Tumor microtubes (TMs) connect glioma cells to a network with considerable relevance for tumor progression and therapy resistance. However, the determination of TM-interconnectivity in individual tumors is challenging and the impact on patient survival unresolved. Here, we establish a connectivity signature from single-cell RNA-sequenced (scRNA-Seq) xenografted primary glioblastoma (GB) cells using a dye uptake methodology, and validate it with recording of cellular calcium epochs and clinical correlations. Astrocyte-like and mesenchymal-like GB cells have the highest connectivity signature scores in scRNA-sequenced patient-derived xenografts and patient samples.

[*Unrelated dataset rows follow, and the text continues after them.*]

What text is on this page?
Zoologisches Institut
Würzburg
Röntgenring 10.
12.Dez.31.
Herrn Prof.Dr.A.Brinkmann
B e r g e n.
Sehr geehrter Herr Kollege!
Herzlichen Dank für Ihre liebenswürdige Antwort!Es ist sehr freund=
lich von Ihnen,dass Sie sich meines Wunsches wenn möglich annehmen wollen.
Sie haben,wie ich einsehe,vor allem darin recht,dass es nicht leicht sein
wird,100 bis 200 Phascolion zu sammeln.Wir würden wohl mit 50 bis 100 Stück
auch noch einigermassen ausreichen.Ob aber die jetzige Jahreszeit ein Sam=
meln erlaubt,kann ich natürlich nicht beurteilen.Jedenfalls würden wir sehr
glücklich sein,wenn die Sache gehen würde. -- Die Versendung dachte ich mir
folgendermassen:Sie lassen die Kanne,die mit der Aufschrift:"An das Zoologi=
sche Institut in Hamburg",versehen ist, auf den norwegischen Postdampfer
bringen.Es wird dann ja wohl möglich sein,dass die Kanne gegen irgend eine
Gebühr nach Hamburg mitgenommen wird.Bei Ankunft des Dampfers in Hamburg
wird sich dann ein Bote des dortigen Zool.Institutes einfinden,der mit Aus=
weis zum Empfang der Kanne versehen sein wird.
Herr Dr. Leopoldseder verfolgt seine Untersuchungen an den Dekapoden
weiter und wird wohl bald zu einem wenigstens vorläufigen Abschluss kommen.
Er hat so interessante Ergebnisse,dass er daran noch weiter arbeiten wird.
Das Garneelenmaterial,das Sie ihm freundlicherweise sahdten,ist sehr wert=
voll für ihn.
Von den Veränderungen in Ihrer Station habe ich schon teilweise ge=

In large GB cohorts, TM-network connectivity correlates with the mesenchymal subtype and dismal patient survival. CHI3L1 gene expression serves as a robust molecular marker of connectivity and functionally influences TM networks. The connectivity signature allows insights into brain tumor biology, provides a proof-of-principle that tumor cell TM-connectivity is relevant for patients' prognosis, and serves as a robust prognostic biomarker.